Hendaknya guru agama memahami keadaan anak yang sedang mengalami kegoncangan perasaan akibat pertumbuhan yang berjalan sangat cepat. Guru agama dapat memilihkan cara penyajian agama yang tepat bagi mereka sehingga kegoncangan perasaan yang dapat diatasi.
Pada masa ini terjadi perubahan jasmani yang cepat, sehingga memungkinkan terjadinya kegoncangan emosi, kecemasan, dan kekhawatiran. Bahkan, kepercayaan agama yang telah tumbuh pada umur sebelumnya, mungkin pula mengalami kegoncangan.
Pada masa ini terjadi perubahan jasmani yang cepat, sehingga memungkinkan terjadinya kegoncangan emosi, kecemasan, dan kekhawatiran. Bahkan, kepercayaan agama yang telah tumbuh pada umur sebelumnya, mungkin pula mengalami kegoncangan. Kepercayaan kepada tuhan kadang-kadang sangat kuat, akan tetapi kadang-kadang menjadi berkurang yang terlihat pada cara ibadanya yang kadang-kadang rajin dan kadang-kadang malas. penghayatan rohani cenderung skeptis sehingga muncul keengganan dan kemalasan untuk melakukan berbagai kegiatan ritual yang selama ini dilakukannya dengan penuh kepatuhan.
Kegoncangan dalam keagamaan ini mungkin muncul, karena disebabkan oleh faktor internal maupun eksternal. Faktor internal berkaitan dengan matangnya organ seks, yang mendorong remaja untuk memenuhi kebutuhan tersebut, namun di sisi lain ia tahu bahwa perbuatannya itu dilarang oleh agama. Kondisi ini menimbulkan konflik pada diri remaja. Faktor internal lainnya adalah bersifat psikologis, yaitu sikap independen, keinginan untuk bebas, tidak mau terikat oleh norma-norma keluarga (orangtua). Apabila orangtua atau guru-guru kurang memahami dan mendekatinya secara baik, bahkan dengan sikap keras , maka sikap itu akan muncul dalam bentuk tingkah laku negatif, seperti membandel, oposisi, menentang atau menyendiri, dan acuh tak acuh.

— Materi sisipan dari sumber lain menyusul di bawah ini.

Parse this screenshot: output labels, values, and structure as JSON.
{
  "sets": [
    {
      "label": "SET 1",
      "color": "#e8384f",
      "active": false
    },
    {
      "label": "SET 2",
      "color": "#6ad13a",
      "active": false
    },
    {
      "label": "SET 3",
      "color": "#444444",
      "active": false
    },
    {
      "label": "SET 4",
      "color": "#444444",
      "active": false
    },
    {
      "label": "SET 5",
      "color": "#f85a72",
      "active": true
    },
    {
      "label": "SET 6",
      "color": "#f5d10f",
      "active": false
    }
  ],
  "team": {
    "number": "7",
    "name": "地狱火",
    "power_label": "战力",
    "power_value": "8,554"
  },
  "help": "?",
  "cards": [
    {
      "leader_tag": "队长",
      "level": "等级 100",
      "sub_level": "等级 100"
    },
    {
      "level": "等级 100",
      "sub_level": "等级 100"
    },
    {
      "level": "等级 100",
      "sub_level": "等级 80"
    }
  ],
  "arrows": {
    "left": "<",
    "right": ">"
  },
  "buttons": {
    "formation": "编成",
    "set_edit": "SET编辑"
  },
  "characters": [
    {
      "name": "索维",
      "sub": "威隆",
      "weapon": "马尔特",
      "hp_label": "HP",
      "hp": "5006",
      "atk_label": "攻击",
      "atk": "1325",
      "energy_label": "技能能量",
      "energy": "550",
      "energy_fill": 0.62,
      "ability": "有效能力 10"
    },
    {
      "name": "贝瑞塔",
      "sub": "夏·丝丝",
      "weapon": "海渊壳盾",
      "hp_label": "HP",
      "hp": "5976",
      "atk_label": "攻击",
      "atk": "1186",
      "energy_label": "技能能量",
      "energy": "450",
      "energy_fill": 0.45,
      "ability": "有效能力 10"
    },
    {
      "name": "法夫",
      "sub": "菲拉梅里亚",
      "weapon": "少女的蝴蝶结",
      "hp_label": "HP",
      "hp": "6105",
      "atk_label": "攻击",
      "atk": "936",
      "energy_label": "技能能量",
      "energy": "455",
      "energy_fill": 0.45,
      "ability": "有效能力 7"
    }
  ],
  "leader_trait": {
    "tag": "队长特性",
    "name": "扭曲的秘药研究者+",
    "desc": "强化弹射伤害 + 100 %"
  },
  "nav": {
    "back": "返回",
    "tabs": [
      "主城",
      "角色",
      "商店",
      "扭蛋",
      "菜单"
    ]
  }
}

Ciri-ciri khas masa remaja awal ( 13- 17 tahun ), yaitu :
1.   Status masa remaja dalam periode ini tidak tertentu.
Dalam periode ini status anak remaja dalam masyarakat boleh dikatakan tidak dapat ditentukan dan membingungkan. Pada suatu waktu ia diperlakukan seperti anak-anak, akan tetapi bilamana dia berkelakuan seperti anak-anak, dia mendapat teguran supaya bertindak sesuai dengan umurnya jangan seperti anak-anak.
2.   Dalam masa ini anak remaja emosional
Emosi-emosi yang dialami anak-anak remaja antara lain adalah marah, takut cemas, rasa ingin tahu, iri hati, sedih, kasih sayang dan sebagainya.
3.   Anak  remaja dalam masa ini tidak stabil keadaannya
Dalam masa ini remaja sangat tidak stabil keadaannya. Kesedihan tiba-tiba berganti dengan kegembiraan, rasa percaya diri sendiri berganti dengan rasa meragukan diri sendiri. Kestabilannya ini juga nampak dalam hubungannya dengan masyarakat. Persahabatannya berganti-ganti terutama dengan teman dari lawan jenis sehingga dia belum dapat menentukan rencana untuk masa depan.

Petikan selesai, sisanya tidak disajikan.